Clyde suspected that the Central Intelligence Agency was using satellite and microwaves to read his thoughts. They’d put out the word that he was crazy, and he couldn’t get a job. If he couldn’t get a job, how did they expect him to live? He was living in a vicious cycle caused by a conspiracy, a conspiracy to keep him from revealing the truth about the CIA’s lies and illegal spying, and now they were trying to turn Charleston, his young lovely, against him.
She was like a star, a brilliant light in an otherwise dark universe. When she walked, she seemed to float like a swan on a moonlit pond. Her eyes were sapphires, her hair fine silk. Her voice was as soothing as a whippoorwill on a summer’s evening. And her name, Charleston, ah, even the name was symphonic. He would talk to her this time instead of writing. He would profess his love face-to-face, make her understand that all the things the CIA and everyone else were saying about him were lies, that he meant her no harm, that he loved her.
Clyde scanned the outside of the jail, an ominous brick box with narrow, slit windows. It was after lunchtime, warm and humid. It was getting hot inside the car. He cracked a window.
“You need to kill the bitch,” said a tinny voice, a voice identical to the voice of a bully named Bodie Scaggs who had tormented Clyde in high school.
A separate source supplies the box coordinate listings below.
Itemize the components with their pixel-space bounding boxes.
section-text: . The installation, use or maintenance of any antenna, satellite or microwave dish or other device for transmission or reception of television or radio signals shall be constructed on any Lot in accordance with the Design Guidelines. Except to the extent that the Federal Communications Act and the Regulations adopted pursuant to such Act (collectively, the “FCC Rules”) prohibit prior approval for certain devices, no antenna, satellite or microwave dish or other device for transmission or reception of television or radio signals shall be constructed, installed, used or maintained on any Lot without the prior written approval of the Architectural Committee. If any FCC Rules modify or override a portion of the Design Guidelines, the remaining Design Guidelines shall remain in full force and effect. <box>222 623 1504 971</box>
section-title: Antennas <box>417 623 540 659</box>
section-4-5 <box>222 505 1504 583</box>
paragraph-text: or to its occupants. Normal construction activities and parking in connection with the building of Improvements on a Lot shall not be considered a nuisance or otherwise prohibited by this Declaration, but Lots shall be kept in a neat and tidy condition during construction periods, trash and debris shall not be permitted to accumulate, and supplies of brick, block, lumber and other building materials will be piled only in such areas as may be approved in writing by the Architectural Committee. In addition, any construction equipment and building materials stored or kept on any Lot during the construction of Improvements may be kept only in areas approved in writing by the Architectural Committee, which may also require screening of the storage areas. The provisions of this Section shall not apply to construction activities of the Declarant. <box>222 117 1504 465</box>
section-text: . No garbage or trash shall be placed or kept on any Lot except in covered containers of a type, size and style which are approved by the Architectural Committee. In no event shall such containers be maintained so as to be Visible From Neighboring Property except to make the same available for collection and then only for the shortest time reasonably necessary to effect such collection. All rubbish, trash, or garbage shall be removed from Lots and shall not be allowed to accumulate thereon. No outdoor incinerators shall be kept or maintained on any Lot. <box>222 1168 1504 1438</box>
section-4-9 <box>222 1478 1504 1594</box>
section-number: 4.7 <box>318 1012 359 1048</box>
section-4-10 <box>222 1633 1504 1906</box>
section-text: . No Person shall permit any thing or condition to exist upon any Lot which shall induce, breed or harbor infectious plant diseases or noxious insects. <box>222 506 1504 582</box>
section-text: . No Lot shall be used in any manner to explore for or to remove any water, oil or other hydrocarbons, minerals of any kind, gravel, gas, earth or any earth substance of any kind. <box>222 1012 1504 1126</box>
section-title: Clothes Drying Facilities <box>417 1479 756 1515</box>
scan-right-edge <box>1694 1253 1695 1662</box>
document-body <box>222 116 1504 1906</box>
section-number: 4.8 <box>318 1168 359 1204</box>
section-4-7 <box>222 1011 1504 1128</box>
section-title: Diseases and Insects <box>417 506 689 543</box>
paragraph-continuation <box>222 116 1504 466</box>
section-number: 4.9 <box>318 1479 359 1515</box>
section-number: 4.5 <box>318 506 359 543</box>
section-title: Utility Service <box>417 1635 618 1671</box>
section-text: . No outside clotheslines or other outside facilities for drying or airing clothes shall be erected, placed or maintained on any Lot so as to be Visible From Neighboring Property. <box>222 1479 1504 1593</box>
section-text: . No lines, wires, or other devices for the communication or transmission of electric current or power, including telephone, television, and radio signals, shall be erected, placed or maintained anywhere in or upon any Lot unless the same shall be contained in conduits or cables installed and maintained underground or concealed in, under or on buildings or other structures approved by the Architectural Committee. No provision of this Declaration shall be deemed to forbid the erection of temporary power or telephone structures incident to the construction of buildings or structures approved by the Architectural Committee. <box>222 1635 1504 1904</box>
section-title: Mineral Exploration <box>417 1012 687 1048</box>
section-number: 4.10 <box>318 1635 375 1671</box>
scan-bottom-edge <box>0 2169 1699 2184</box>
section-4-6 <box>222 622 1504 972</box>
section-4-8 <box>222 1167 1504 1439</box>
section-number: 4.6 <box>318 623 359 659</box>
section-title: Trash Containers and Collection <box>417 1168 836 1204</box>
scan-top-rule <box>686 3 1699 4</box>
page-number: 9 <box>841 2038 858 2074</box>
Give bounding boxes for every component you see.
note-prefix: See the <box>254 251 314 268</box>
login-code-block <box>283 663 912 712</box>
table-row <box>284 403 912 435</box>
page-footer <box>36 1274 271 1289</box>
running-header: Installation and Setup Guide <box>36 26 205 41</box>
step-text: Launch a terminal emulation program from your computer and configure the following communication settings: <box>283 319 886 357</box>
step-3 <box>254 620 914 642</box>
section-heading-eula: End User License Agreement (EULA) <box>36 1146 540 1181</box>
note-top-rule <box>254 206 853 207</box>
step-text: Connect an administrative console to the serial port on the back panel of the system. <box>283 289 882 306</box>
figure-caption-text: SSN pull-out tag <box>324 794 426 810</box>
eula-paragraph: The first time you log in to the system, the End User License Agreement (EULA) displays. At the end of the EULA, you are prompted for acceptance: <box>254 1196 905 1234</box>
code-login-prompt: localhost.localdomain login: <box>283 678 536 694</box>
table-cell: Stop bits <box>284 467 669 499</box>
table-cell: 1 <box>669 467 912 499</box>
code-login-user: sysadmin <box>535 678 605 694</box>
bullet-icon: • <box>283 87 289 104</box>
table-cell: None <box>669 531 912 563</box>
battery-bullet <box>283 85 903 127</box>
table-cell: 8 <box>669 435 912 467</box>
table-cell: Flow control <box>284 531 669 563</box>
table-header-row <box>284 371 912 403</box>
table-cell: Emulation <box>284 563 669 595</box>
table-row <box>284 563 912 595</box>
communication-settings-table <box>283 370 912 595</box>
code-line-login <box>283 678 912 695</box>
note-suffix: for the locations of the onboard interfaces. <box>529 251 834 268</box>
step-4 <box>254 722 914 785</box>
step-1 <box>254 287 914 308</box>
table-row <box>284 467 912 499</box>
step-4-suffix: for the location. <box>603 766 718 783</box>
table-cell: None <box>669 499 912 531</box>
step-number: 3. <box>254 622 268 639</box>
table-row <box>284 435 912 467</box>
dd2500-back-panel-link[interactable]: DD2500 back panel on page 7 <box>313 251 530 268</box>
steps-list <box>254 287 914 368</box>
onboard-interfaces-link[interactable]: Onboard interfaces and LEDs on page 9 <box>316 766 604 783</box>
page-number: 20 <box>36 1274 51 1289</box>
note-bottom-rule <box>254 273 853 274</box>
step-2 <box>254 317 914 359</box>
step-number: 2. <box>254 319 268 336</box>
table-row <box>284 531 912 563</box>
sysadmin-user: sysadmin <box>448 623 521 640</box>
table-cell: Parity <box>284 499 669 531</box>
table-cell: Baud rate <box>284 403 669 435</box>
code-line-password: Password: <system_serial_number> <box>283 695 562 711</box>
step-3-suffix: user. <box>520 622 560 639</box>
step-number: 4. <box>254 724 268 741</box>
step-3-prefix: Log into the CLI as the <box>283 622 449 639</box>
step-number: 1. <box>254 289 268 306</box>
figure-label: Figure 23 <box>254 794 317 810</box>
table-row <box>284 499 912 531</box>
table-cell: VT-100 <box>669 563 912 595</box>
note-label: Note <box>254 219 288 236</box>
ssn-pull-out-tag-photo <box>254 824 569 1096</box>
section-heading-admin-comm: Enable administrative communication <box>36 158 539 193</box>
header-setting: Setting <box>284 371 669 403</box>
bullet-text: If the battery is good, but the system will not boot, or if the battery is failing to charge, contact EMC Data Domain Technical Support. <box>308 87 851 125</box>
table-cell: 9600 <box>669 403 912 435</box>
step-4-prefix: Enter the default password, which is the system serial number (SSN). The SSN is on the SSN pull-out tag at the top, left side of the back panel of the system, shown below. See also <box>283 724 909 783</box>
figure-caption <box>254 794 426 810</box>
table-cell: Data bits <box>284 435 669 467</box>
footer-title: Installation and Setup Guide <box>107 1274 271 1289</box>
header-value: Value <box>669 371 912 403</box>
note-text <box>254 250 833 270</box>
“Shut up, Bodie,” Clyde replied aloud inside the car.
The voice had been bothering him for years. It started around the time he graduated from high school, he wasn’t exactly sure. At first, he heard it only once every five or six months. It would make suggestions, suggestions which Clyde was free to follow or ignore. But as time had gone on, as he grew older and got married and lived the life of a young insurance agent, the voice became more assertive. It was Bodie’s voice that constantly suggested he drink vodka or ingest cocaine or take pills. It was Bodie’s voice that ruined his marriage by telling him to do perverted and violent things to his wife. It was Bodie who first told him about the CIA and the plot, Bodie who told him to buy a gun and start practicing at the indoor range and shave his head.